The goals of the study presented here were: (i) to correlate individual psychological characteristics and changes in physiological states to certain conversational behaviors, (ii) to expand the theoretical scope of what comprises embodied cognition to include neurobiological descriptors, and (iii) to present a transdisciplinary methodology for psychophysiological studies of conversation analysis and social engagement behaviors.
Here, conversation analysis was the methodology utilized to study not only speech acts like assessments, word searches, disagreements, requests, among others, but also their sequential organization, participants’ epistemic stances, co-construction of meaning, embedded gestures, and facial expressions that occurred during 28 video-recorded 20-minute-long conversations. In addition, this work has shown that across this dataset, individuals react and respond to contextual cues and demands differently, even across the same type of behavior.

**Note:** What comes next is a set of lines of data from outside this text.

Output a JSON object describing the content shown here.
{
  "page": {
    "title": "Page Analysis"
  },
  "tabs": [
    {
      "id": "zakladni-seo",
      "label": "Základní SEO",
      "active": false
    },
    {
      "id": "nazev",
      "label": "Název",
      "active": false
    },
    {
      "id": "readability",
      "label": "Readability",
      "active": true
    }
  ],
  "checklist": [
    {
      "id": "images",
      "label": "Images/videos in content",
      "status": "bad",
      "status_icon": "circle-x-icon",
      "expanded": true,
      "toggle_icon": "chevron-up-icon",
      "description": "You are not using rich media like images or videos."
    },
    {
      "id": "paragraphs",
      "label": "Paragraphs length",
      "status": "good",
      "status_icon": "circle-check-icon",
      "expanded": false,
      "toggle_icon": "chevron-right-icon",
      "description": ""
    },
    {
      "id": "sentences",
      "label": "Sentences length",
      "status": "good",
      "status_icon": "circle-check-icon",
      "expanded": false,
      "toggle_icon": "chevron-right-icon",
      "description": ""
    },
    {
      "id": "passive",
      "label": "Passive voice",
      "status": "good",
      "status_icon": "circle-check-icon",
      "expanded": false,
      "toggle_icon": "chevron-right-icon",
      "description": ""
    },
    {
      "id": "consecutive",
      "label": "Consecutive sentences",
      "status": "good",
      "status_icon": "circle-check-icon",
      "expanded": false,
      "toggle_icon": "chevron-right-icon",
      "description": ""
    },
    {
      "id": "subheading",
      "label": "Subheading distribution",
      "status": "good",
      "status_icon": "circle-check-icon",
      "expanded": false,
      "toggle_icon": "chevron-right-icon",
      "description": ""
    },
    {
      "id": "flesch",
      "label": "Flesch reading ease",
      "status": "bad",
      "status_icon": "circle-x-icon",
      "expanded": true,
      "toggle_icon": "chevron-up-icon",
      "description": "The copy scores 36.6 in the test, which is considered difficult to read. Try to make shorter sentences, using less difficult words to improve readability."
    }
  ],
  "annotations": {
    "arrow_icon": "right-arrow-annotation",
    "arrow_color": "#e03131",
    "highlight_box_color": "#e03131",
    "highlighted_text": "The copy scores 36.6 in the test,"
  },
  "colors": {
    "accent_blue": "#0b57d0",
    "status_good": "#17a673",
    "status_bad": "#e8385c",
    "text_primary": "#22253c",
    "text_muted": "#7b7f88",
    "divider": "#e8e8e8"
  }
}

Given that psychophysiological variables underlie social behavior, participants’ individual differences in personality traits and states, as well as their physiological predispositions and behavioral tendencies were measured and correlated to the elicited conversational behaviors. Inter-subject differences were also correlated to context, and so were intra-subject differences within tokens of the same behavior.
Thus, this dissertation shows that there are correlations between participants' psychophysiological traits and their conversational behaviors. These sources of additional data can help especially in the study of group behaviors, since there is a more distributed responsibility to maintain the conversation than in dyadic interactions.